図5 福島を想って星空をつくる ワークショップが始まります。「福島に行ったことのある人は?」と聞くと、意外にも半分近くが行ったことがある、と答えました。「原発事故のことを知っている?」と尋ねると、わずかに数名が手を挙げただけでした。冒頭から想定外となります。
 しかしストーリーを話すと、子どもたちも、親たちも予想以上に食いついていき、黒い三角の画用紙に蛍光色紙を貼っていくという表現活動も、みんな真剣でした。わずか30分ほどで作業が終わり、これを高校生や大学生がドームの内側に貼っていきます。すべてができあがったところで、円筒形の部屋の上にドームを載せて、固定します。子どもたちから大きな歓声が上がります。
 内部に組み込んだブラックライトを当てると、100人ほどでつくった星空が美しく浮かび上がりました。子どもたちも親たちも、空を見上げ、被災地に思いを馳せました。
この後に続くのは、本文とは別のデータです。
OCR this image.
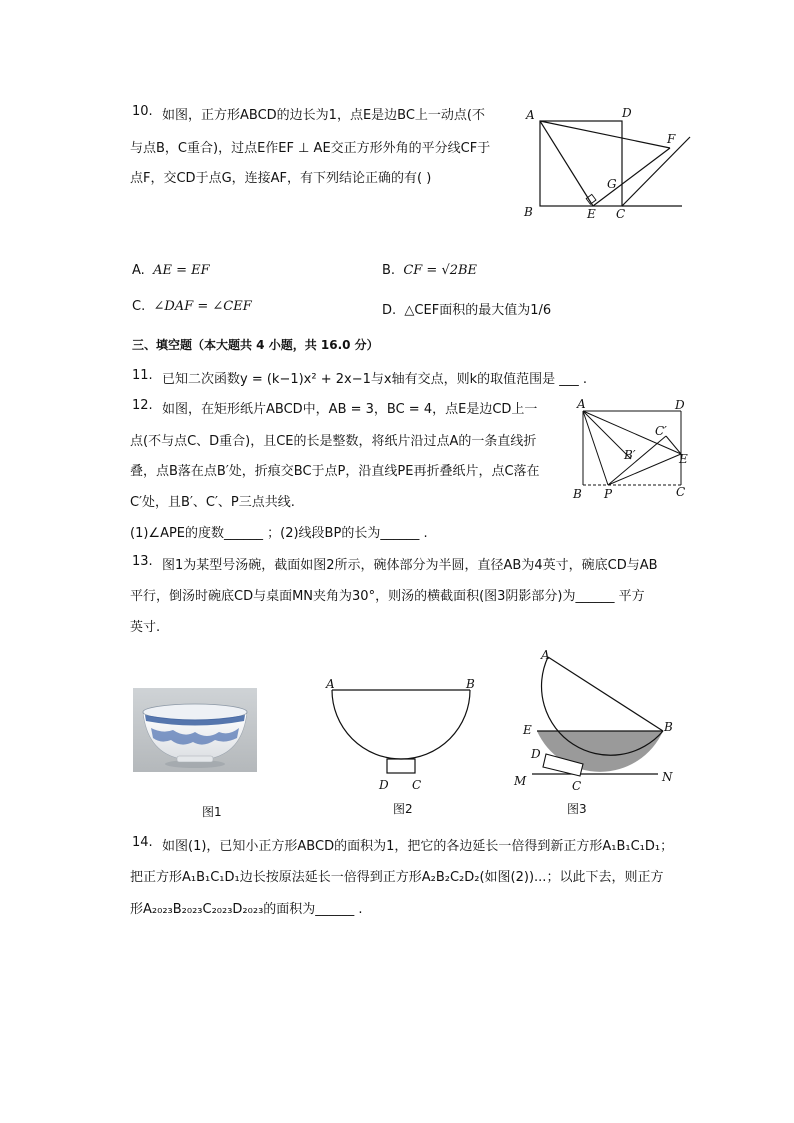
10. 如图，正方形ABCD的边长为1，点E是边BC上一动点(不
与点B，C重合)，过点E作EF ⊥ AE交正方形外角的平分线CF于
点F，交CD于点G，连接AF，有下列结论正确的有( )
A	D
F
G
B	E C
A. AE = EF	B. CF = √2BE
C. ∠DAF = ∠CEF	D. △CEF面积的最大值为1/6
三、填空题（本大题共 4 小题，共 16.0 分）
11. 已知二次函数y = (k−1)x² + 2x−1与x轴有交点，则k的取值范围是 ___ .
12. 如图，在矩形纸片ABCD中，AB = 3，BC = 4，点E是边CD上一
点(不与点C、D重合)，且CE的长是整数，将纸片沿过点A的一条直线折
叠，点B落在点B′处，折痕交BC于点P，沿直线PE再折叠纸片，点C落在
C′处，且B′、C′、P三点共线.
(1)∠APE的度数______ ；(2)线段BP的长为______ .
A	D
C′
B′	E
B P	C
13. 图1为某型号汤碗，截面如图2所示，碗体部分为半圆，直径AB为4英寸，碗底CD与AB
平行，倒汤时碗底CD与桌面MN夹角为30°，则汤的横截面积(图3阴影部分)为______ 平方
英寸.
图1
A	B
D C
图2
A
B
E
D
M	N
C
图3
14. 如图(1)，已知小正方形ABCD的面积为1，把它的各边延长一倍得到新正方形A₁B₁C₁D₁；
把正方形A₁B₁C₁D₁边长按原法延长一倍得到正方形A₂B₂C₂D₂(如图(2))...；以此下去，则正方
形A₂₀₂₃B₂₀₂₃C₂₀₂₃D₂₀₂₃的面积为______ .
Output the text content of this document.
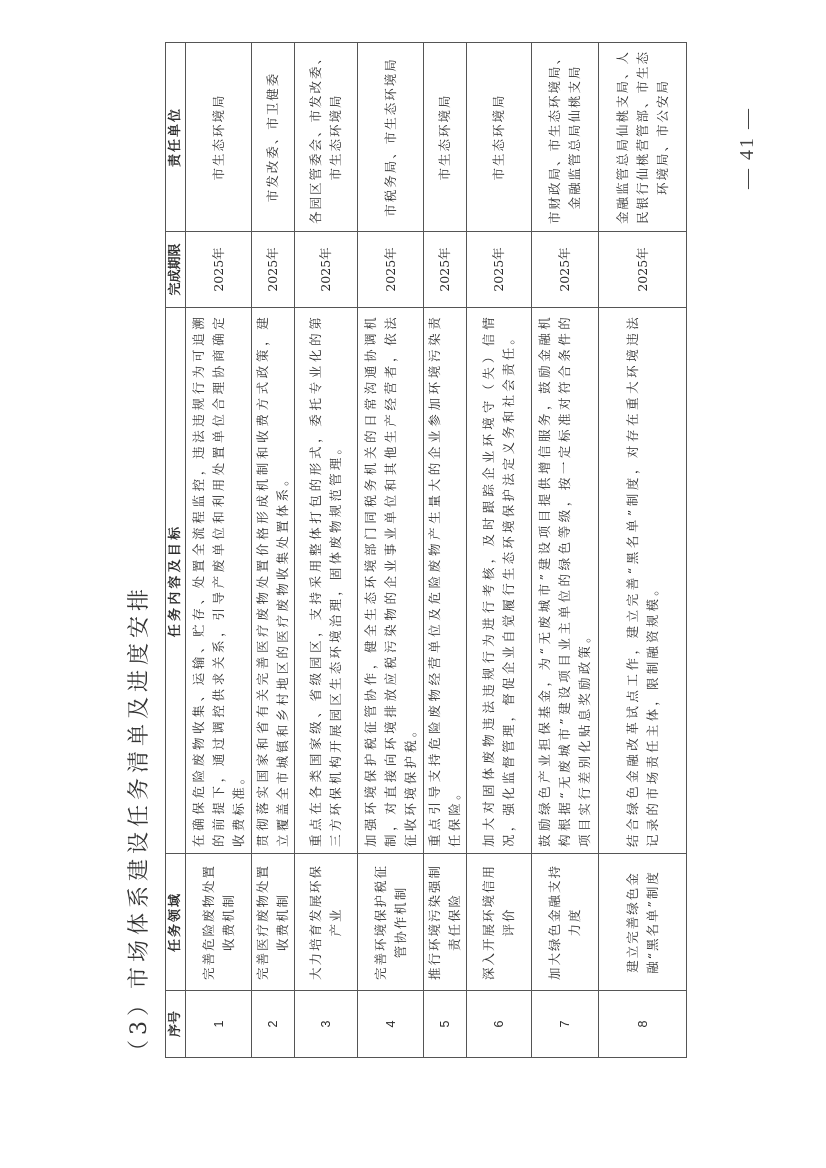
（3）市场体系建设任务清单及进度安排 序号	任务领域	任务内容及目标	完成期限	责任单位
1	完善危险废物处置收费机制	在确保危险废物收集、运输、贮存、处置全流程监控，违法违规行为可追溯的前提下，通过调控供求关系，引导产废单位和利用处置单位合理协商确定收费标准。	2025年	市生态环境局
2	完善医疗废物处置收费机制	贯彻落实国家和省有关完善医疗废物处置价格形成机制和收费方式政策，建立覆盖全市城镇和乡村地区的医疗废物收集处置体系。	2025年	市发改委、市卫健委
3	大力培育发展环保产业	重点在各类国家级、省级园区，支持采用整体打包的形式，委托专业化的第三方环保机构开展园区生态环境治理，固体废物规范管理。	2025年	各园区管委会、市发改委、市生态环境局
4	完善环境保护税征管协作机制	加强环境保护税征管协作，健全生态环境部门同税务机关的日常沟通协调机制，对直接向环境排放应税污染物的企业事业单位和其他生产经营者，依法征收环境保护税。	2025年	市税务局、市生态环境局
5	推行环境污染强制责任保险	重点引导支持危险废物经营单位及危险废物产生量大的企业参加环境污染责任保险。	2025年	市生态环境局
6	深入开展环境信用评价	加大对固体废物违法违规行为进行考核，及时跟踪企业环境守（失）信情况，强化监督管理，督促企业自觉履行生态环境保护法定义务和社会责任。	2025年	市生态环境局
7	加大绿色金融支持力度	鼓励绿色产业担保基金，为“无废城市”建设项目提供增信服务，鼓励金融机构根据“无废城市”建设项目业主单位的绿色等级，按一定标准对符合条件的项目实行差别化贴息奖励政策。	2025年	市财政局、市生态环境局、金融监管总局仙桃支局
8	建立完善绿色金融“黑名单”制度	结合绿色金融改革试点工作，建立完善“黑名单”制度，对存在重大环境违法记录的市场责任主体，限制融资规模。	2025年	金融监管总局仙桃支局、人民银行仙桃营管部、市生态环境局、市公安局	— 41 —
 後にもらった子どもたちの感想では、「福島の人たちにがんばってもらいたいと思いながら星空をつくりました」「震災や原発事故のことをほとんど知らなかったので、今日の話はとても印象に残りました。」「福島の今のことをもっと知りたいと思いました。」など、星空をつくった楽しさよりも、圧倒的に福島への思いを切々と綴ってくれた子どもが多いのが印象的でした。これを読んだメンバーは満足感で一杯になり、この取組を高校生フェスティバルに活かしたいと、エンジンがかかりました。